Frenzie, please see the example I posted in the entry (from Google), I don't call that the same page.
And that is exactly the reason one should use different files, using something like name.language.type for files.
Ok, I see your point. I agree.
Anne, it's my fault, I had the window open for a about an hour before I returned to it again and pressed post. It's a bit stupid, because a lot of people could have posted in between.
I just noticed a remarkable difference between Google English and Google Dutch, just check this:
Results 1 - 10 of about 6,010,000 for zoek. (0.23 seconds)
Resultaten 1 - 10 van circa 6,190,000 voor zoek (0.16 seconden)

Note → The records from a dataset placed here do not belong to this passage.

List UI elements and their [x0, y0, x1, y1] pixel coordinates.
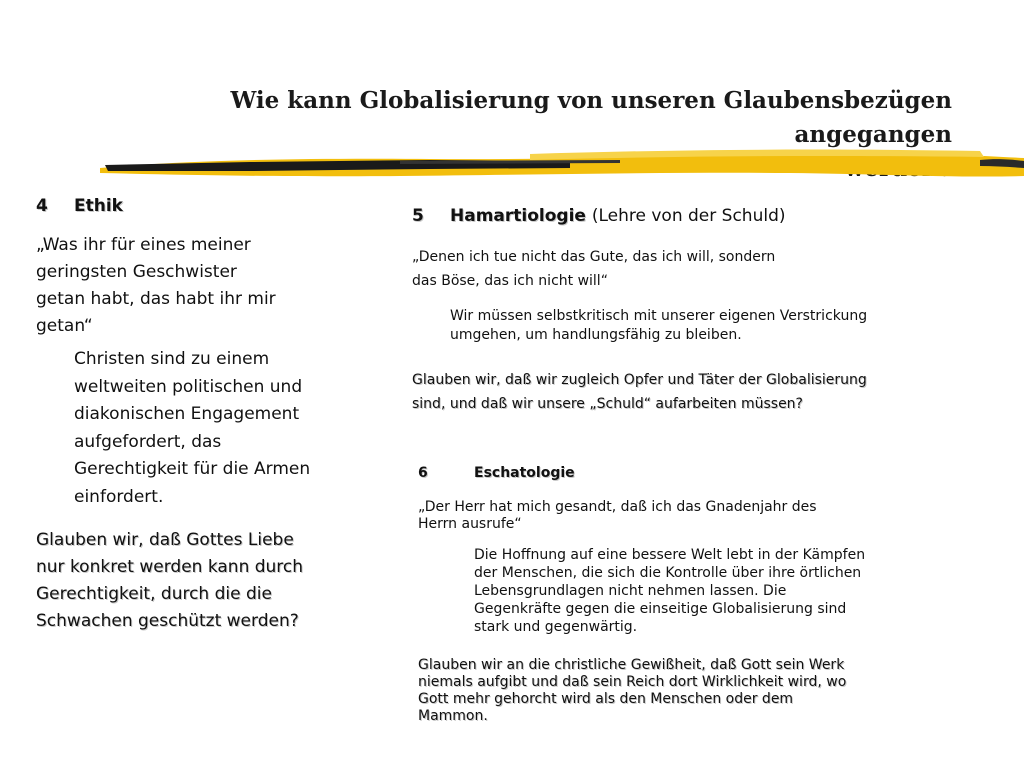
question-line: Gerechtigkeit, durch die die	[36, 584, 272, 604]
body-line: stark und gegenwärtig.	[474, 619, 638, 635]
section-4-title: Ethik	[74, 196, 123, 216]
section-5-subtitle: (Lehre von der Schuld)	[591, 206, 786, 226]
body-line: Gegenkräfte gegen die einseitige Globalisierung sind	[474, 601, 847, 617]
body-line: Lebensgrundlagen nicht nehmen lassen. Die	[474, 583, 787, 599]
quote-line: „Denen ich tue nicht das Gute, das ich will, sondern	[412, 249, 776, 265]
section-4-quote	[36, 232, 366, 340]
question-line: Glauben wir, daß Gottes Liebe	[36, 530, 294, 550]
quote-line: geringsten Geschwister	[36, 262, 237, 282]
section-4-number: 4	[36, 196, 48, 216]
body-line: der Menschen, die sich die Kontrolle über ihre örtlichen	[474, 565, 862, 581]
quote-line: getan“	[36, 316, 93, 336]
section-ethik	[36, 194, 366, 635]
section-5-quote	[412, 245, 1012, 293]
body-line: einfordert.	[74, 486, 164, 507]
question-line: Glauben wir, daß wir zugleich Opfer und Täter der Globalisierung	[412, 372, 867, 388]
body-line: weltweiten politischen und	[74, 376, 303, 397]
section-6-heading	[418, 461, 1008, 485]
question-line: Schwachen geschützt werden?	[36, 611, 299, 631]
section-6-number: 6	[418, 465, 428, 481]
section-5-body	[450, 307, 990, 345]
question-line: Mammon.	[418, 708, 488, 724]
question-line: Gott mehr gehorcht wird als den Menschen oder dem	[418, 691, 794, 707]
quote-line: Herrn ausrufe“	[418, 516, 522, 532]
question-line: niemals aufgibt und daß sein Reich dort Wirklichkeit wird, wo	[418, 674, 847, 690]
body-line: umgehen, um handlungsfähig zu bleiben.	[450, 327, 742, 343]
quote-line: das Böse, das ich nicht will“	[412, 273, 608, 289]
question-line: sind, und daß wir unsere „Schuld“ aufarbeiten müssen?	[412, 396, 803, 412]
section-5-question	[412, 368, 1012, 416]
section-4-body	[74, 346, 366, 511]
slide-title-line-1: Wie kann Globalisierung von unseren Glaubensbezügen angegangen	[230, 87, 952, 148]
body-line: diakonischen Engagement	[74, 404, 300, 424]
section-4-heading	[36, 194, 366, 218]
body-line: aufgefordert, das	[74, 431, 222, 452]
brush-stroke-divider	[100, 148, 1024, 182]
section-6-quote	[418, 499, 1008, 533]
section-hamartiologie	[412, 203, 1012, 416]
section-6-body	[474, 546, 974, 636]
quote-line: getan habt, das habt ihr mir	[36, 289, 276, 309]
quote-line: „Was ihr für eines meiner	[36, 235, 251, 255]
section-5-number: 5	[412, 206, 424, 226]
section-5-title: Hamartiologie	[450, 206, 586, 226]
question-line: nur konkret werden kann durch	[36, 557, 304, 577]
question-line: Glauben wir an die christliche Gewißheit, daß Gott sein Werk	[418, 657, 845, 673]
section-6-question	[418, 657, 978, 725]
quote-line: „Der Herr hat mich gesandt, daß ich das Gnadenjahr des	[418, 499, 817, 515]
section-eschatologie	[418, 461, 1008, 725]
section-4-question	[36, 527, 366, 635]
body-line: Gerechtigkeit für die Armen	[74, 459, 311, 479]
body-line: Wir müssen selbstkritisch mit unserer eigenen Verstrickung	[450, 308, 868, 324]
body-line: Christen sind zu einem	[74, 349, 270, 369]
body-line: Die Hoffnung auf eine bessere Welt lebt in der Kämpfen	[474, 547, 866, 563]
section-5-heading	[412, 203, 1012, 229]
section-6-title: Eschatologie	[474, 465, 575, 481]
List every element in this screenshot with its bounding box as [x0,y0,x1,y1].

Looking at the results it also appears that Google Dutch automatically searches for Dutch results, even though I didn't tell it to do so (zoeken in pagina's in het Nederlands
was off).
The Zeitgeist is of course very different, but I would have expected the search results to be the same except for some language specific details (search, images and such) if entering the same search query. I was wrong. Of course there is a need for different versions in the way you stated, but I don't think that takes away that it would have been a sort of shadow area - would the results be the same, which they are not. Therefore, it's not a shadow area and the need for two different locations is much more clear.
I would have expected the search results to be the same except for some language specific details (search, images and such) if entering the same search query.
Though this is getting a bit off-topic: Google's various versions not only differ language-wise but also content-wise. Google removes pages from their index as required by local law, which leads to the indexes available to users of a specific language-version (whether they are from that country or not) being of different sizes.